Ce n’est ni crédible ni sérieux, et cela va encore aggraver l'antiparlementarisme, tout particulièrement au détriment de notre assemblée, dont on sait bien qu'elle est toujours dans le viseur du Gouvernement.
Ma troisième observation porte encore sur la forme et sur la manière dont ce projet de loi a été élaboré. Contrairement à ce que vous avez dit, madame la ministre, les représentants de nombreuses professions concernées – j’en ai rencontré beaucoup – pointent l’absence de concertation, et parfois même de simple consultation. Cela explique le flot de demandes et de remarques suscitées par le projet de loi, dont toutes ne sont sans doute pas justifiées, mais qui méritaient au moins une écoute, une explication, un dialogue.
Votre absence le week-end dernier au congrès de la CSMF, la Confédération des syndicats médicaux français, alors même que celle-ci ne passe pas pour la plus hostile à vos idées, a d’ailleurs été particulièrement remarquée.
J'en viens au fond.
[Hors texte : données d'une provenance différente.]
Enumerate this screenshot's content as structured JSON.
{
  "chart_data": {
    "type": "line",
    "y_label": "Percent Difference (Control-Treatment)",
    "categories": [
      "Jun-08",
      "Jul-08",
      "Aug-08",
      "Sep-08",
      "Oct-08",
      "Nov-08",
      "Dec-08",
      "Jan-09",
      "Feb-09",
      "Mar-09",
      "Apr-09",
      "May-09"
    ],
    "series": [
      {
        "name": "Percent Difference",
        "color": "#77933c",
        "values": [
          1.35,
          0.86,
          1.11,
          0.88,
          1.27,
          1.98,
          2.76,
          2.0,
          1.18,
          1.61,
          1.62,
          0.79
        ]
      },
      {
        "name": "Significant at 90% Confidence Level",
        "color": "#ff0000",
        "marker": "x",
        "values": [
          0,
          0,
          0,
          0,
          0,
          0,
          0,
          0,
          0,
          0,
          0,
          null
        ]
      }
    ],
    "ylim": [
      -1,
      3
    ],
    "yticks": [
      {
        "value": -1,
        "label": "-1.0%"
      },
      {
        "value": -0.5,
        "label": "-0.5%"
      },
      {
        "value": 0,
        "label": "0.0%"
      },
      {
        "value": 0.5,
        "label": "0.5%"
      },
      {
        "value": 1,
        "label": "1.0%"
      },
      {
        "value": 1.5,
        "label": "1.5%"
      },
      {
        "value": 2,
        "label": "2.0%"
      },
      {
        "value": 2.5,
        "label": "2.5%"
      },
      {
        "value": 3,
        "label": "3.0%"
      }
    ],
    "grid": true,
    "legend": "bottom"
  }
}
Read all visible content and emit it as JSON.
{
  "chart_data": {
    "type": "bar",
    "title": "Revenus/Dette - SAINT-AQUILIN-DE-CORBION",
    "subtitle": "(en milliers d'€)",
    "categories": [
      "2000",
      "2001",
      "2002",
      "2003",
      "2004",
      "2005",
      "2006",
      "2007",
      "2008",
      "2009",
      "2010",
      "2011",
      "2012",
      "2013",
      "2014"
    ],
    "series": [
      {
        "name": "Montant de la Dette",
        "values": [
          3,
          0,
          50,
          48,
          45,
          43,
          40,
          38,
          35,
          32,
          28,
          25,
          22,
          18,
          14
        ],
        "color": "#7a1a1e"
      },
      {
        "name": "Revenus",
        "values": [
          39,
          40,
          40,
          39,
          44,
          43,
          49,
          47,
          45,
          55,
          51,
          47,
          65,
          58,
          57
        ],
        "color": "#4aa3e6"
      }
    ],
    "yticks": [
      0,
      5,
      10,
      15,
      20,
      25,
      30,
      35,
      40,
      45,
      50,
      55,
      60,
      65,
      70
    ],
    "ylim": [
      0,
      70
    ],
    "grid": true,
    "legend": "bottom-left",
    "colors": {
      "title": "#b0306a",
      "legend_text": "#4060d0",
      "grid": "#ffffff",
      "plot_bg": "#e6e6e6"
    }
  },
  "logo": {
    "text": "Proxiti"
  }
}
Ce projet est dominé par votre cheval de bataille, votre hobby horse, à savoir le tiers payant généralisé. Par cette proposition, vous espérez certainement mettre l’opinion publique derrière vous. Les soins gratuits pour tous, quelle aubaine ! Quelle conquête sociale !
Je pense au contraire que nos concitoyens aspirent avant tout à une prise en charge optimale de leur maladie. Le patient recherche l’excellence dans le soin dont il a besoin. Si les moyens de communication modernes lui permettent aujourd’hui de viser cette légitime optimisation, ce n'est pas une telle gratuité déguisée qui lui en apportera la certitude.
Selon moi, l’une des principales inégalités en la matière tient dans la possibilité d'accéder aux avancées les plus performantes des différentes spécialités, et non dans les contingences matérielles, qui sont importantes, mais qui ne constituent pas un critère déterminant.
Ce tiers payant généralisé aura permis au Gouvernement le très rare exploit de réunir dans le rejet de cette disposition tous les organes représentatifs de la profession médicale. Cette performance mérite d'être soulignée !
Toutefois, derrière votre obstination sur ce point, que se cache-t-il, sinon une volonté de mettre à bas le régime libéral qui, depuis plus d'un siècle, a rendu la médecine française performante, efficace, humaniste, en instaurant un dialogue singulier entre le médecin et son patient ? En effet, cette relation est indispensable pour établir une confiance mutuelle, à partir d'un maître mot : liberté – liberté du soignant, liberté du soigné.
L'adjectif « libéral » vient bien de « liberté ». La médecine libérale n'est rien d'autre que l'exercice de ce droit.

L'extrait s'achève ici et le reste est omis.